Entre pianos contidos, vozes trabalhadas como instrumentos, guitarras e minúcias atmosféricas que sutilmente tendem ao Jazz, Nina Becker abre passagem para o terceiro álbum de inéditas em carreira solo, Acrílico (2017, YB / Natura Musical). Vindo em sequência aos ótimos Azul e Vermelho, ambos lançados em 2010, o trabalho pula parte das experiências incorporadas em registros como Fazendo As Pazes Com o Swing (2012), parceria com a Orquestra Imperial, e Minha Dolores (2014), álbum em que interpretou a obra de Dolores Duran, para mergulhar em um universo próprio da cantora e compositora carioca.
Feito para ser degustado pelo ouvinte, Acrílico faz da inaugural faixa-título um delicioso convite a se perder pelo interior da obra. Vozes sobrepostas que costuram pianos e melodias ancoradas no soul/jazz dos anos 1970, lembrando em alguns aspectos a obra do Steely Dan, referência ampliada na atmosfera colorida de Zebra Dálmata, quarta faixa do disco e um delírio poético que joga com as incertezas do eu lírico. Um labirinto musical que cresce à medida que o trabalho parece testar os próprios limites e, principalmente, a voz de Becker.
Tal qual a dobradinha de obras apresentadas há sete anos, Acrílico se quebra em instantes de profunda leveza e atos grandiosos, reforçando o diálogo da cantora com elementos do rock. É o caso de Voo Rasante, composição escolhida para anuciar o disco e uma viagem musical em direção ao passado. Uma solução de versos rápidos que contam com a assinatura de Jonas Sá, como se Becker buscasse acompanhar os parceiros de estúdio, os músicos Alberto Continentino (baixo), Pedro Sá (guitarra), Rafael Vernet (teclados) e Tutty Moreno (bateria).

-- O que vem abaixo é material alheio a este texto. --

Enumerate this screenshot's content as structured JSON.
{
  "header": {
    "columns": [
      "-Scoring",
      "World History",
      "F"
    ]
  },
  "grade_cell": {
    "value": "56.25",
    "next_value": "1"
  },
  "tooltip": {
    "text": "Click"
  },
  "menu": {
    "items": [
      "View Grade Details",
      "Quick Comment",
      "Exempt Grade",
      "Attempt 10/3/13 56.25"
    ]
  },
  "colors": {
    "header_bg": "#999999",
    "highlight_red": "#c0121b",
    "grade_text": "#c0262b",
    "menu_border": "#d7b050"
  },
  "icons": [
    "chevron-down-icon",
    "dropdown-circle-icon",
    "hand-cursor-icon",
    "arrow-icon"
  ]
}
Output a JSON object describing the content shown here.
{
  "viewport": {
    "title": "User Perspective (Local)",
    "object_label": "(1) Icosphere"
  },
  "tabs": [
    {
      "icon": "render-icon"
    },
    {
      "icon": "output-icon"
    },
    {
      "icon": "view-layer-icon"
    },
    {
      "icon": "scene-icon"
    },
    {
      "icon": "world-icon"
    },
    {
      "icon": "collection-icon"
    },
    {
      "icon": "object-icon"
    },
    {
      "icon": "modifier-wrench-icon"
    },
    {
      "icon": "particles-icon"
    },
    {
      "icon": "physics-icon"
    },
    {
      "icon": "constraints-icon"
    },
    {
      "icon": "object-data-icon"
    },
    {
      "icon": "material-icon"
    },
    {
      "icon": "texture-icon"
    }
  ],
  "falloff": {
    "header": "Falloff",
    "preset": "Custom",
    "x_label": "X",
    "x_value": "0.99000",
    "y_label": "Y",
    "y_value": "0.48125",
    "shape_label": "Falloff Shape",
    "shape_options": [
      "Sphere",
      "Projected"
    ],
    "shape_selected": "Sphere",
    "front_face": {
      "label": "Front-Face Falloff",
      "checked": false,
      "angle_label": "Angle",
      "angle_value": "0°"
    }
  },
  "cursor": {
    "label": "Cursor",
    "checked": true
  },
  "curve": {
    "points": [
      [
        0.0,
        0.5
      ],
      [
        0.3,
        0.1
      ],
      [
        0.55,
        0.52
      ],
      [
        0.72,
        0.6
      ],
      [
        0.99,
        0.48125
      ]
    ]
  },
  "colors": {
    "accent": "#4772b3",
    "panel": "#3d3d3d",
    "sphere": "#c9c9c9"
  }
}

Quando desacelera, Becker confessa sentimentos. Difícil não ser arrastado pela emoção que invade os versos de O Seu Azul, música que joga com as metáforas de maneira sensível. “Posso sentir suas mãos no meu rosto / Mãos de jardim cultivando o meu corpo / Plantado no chão, o meu coração de pedra“, canta enquanto uma base atmosférica cresce ao fundo da canção, transportando Becker para os clubes de jazz dos anos 1950/1950. Arranjos e versos perfumados pela saudade, proposta reforçada na execução de músicas como O que eu não sei, Olhinhos e a derradeira Aperta a minha mão.
Nascido da combinação entre ritmos que refletem as próprias experiências de Becker — “samba, o pós-punk da adolescência e a música livre e experimental dos anos 60 e 70“, como resume o texto de apresentação do trabalho —, Acrílico joga com a estranheza de forma hipinótica. É o caso do pop torto em Caramelo da Nostalgia, música que nasce como um verdadeiro mosaico de referências, e o sambinha em Kawaii, composição que se espalha entre versos ora cantados em português, ora em japonês, lembrando a atmosfera do clássico Futurismo (2006), de Kassin+2.
Completa pelos versos assinados por um time de artistas próximos — caso de Kassin, Romulo Fróes, Negro Leo, Thalma de Freitas e Moreno Veloso —, e inspirado pela atmosfera do Rio de Janeiro dos anos 1950, nas obras do artista plástico Roberto Burle Marx e na estética modernista, Acrílicolentamente expande os próprios domínios. Trata-se de uma obra viva, mutável, como se Becker aportasse em um novo território conceitual e poético a cada nova composição, revelando ao público um trabalho tão colorido (e versátil) quanto a sequência de obras que o antecedem.